Before they even arrived on campus in the fall of 2012, Withall and
Caitlin Feehan, another second-year F&ES student, had contacted Gentry to express their interest in green infrastructure issues.
Before long, Gentry asked Withall and Feehan to help develop the new iteration of the ecosystems services class — taught last spring by Gentry, Ashton, and PhD student
Jenn Hoyle — and put the new students in touch with Yale’s facilities department, where they were hired to help coordinate the stormwater plan.
The class’s 13 students helped organize the four-city tour which highlighted concepts that they would bring back to Yale. In New York, they noticed an emphasis on implementing data-based projects (“very Bloombergian,” Withall said.); In Philadelphia, they learned the importance of follow-up analysis to assess system performance. And in Baltimore, they saw the value of collaboration.
“What all these cities helped us understand,” Feehan said, “was the importance of getting projects in the ground, just to see how they function in your own city.”
Back in New Haven, the students identified an obvious area where Yale could improve its own runoff performance: storm drains.
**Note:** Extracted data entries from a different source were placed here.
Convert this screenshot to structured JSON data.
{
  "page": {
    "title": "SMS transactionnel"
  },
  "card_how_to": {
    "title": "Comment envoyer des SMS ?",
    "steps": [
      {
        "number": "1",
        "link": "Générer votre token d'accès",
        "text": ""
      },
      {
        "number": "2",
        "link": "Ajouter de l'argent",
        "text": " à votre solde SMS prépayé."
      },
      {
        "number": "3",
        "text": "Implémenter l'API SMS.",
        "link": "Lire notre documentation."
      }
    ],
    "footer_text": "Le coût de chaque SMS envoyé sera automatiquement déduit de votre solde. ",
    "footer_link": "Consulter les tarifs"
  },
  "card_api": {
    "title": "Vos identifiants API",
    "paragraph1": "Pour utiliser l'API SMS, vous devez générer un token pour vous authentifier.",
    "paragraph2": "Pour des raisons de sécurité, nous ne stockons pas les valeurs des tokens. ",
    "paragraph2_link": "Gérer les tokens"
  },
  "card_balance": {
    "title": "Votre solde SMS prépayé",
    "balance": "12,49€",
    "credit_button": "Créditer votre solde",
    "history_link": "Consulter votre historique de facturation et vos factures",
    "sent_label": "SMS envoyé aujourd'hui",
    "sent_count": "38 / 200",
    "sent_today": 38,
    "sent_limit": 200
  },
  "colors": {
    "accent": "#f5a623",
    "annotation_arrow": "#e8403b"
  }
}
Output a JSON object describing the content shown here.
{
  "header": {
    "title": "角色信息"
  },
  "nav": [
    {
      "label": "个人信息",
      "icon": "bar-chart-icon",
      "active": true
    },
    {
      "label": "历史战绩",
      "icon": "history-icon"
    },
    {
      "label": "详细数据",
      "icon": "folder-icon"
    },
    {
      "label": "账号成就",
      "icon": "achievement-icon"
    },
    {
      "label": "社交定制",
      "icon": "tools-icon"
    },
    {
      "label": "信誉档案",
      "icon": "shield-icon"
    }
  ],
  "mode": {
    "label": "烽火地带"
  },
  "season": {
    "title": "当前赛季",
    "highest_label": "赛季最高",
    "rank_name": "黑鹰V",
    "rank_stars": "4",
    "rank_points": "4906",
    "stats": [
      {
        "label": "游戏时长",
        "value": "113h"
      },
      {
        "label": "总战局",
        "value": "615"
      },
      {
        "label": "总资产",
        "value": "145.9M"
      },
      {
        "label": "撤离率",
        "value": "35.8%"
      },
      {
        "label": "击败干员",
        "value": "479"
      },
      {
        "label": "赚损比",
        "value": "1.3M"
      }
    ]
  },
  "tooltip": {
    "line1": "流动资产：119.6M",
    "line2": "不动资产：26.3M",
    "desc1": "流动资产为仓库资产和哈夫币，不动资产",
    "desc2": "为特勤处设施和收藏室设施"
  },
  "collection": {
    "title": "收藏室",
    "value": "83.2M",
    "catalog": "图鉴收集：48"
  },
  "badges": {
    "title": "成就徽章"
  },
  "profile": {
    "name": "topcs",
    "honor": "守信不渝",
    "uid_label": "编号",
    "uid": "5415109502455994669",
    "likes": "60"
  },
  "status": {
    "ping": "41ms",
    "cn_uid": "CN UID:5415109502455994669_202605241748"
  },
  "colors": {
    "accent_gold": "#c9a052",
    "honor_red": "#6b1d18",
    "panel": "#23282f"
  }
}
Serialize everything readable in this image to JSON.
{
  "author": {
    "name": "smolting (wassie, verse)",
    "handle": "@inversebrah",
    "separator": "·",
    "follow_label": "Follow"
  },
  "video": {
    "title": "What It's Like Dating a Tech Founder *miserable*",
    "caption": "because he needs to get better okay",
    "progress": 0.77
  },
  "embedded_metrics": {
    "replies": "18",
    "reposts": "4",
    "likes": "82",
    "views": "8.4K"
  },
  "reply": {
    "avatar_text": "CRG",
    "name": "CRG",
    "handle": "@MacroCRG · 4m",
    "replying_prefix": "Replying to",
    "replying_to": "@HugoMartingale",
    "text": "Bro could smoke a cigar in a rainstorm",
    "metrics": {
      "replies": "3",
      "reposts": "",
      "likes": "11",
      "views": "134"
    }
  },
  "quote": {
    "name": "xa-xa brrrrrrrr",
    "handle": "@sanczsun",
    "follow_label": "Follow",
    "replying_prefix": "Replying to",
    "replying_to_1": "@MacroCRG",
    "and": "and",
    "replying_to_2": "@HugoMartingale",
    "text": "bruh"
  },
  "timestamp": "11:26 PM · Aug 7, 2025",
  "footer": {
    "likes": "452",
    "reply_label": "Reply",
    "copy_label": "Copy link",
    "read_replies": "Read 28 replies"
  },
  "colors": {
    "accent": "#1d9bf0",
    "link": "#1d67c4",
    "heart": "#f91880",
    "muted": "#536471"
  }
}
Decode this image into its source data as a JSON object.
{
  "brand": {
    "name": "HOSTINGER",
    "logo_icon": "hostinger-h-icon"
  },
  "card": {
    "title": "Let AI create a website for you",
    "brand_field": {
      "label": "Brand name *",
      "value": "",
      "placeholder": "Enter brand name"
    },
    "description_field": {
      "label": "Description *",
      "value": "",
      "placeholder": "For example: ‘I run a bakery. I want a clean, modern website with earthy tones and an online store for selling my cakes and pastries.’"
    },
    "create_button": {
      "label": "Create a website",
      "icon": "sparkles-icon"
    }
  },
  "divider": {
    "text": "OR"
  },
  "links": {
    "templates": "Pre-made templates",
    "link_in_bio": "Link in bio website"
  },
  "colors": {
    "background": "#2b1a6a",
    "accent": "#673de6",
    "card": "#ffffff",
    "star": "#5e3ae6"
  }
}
Specifically, they noticed that numerous buildings had storm drains that dumped water directly into sewers. It’s a common enough feature that can produce flooding during heavy rain events, and send wastewater into public water supplies and natural ecosystems.
As part of the stormwater management plan, the students recommended that the university conduct an assessment of drainage systems campus-wide, which is now nearing completion. Eventually, the findings could yield new drainage designs — such as ones that divert rainwater from sewers toward rain gardens that absorb the water into the soil — or the planting of more water-tolerant vegetation.
“And Yale has a significant amount of square footage that is roof surface,” Withall said. “So if we can somehow manage some of that, that can be a potentially huge impact in New Haven.”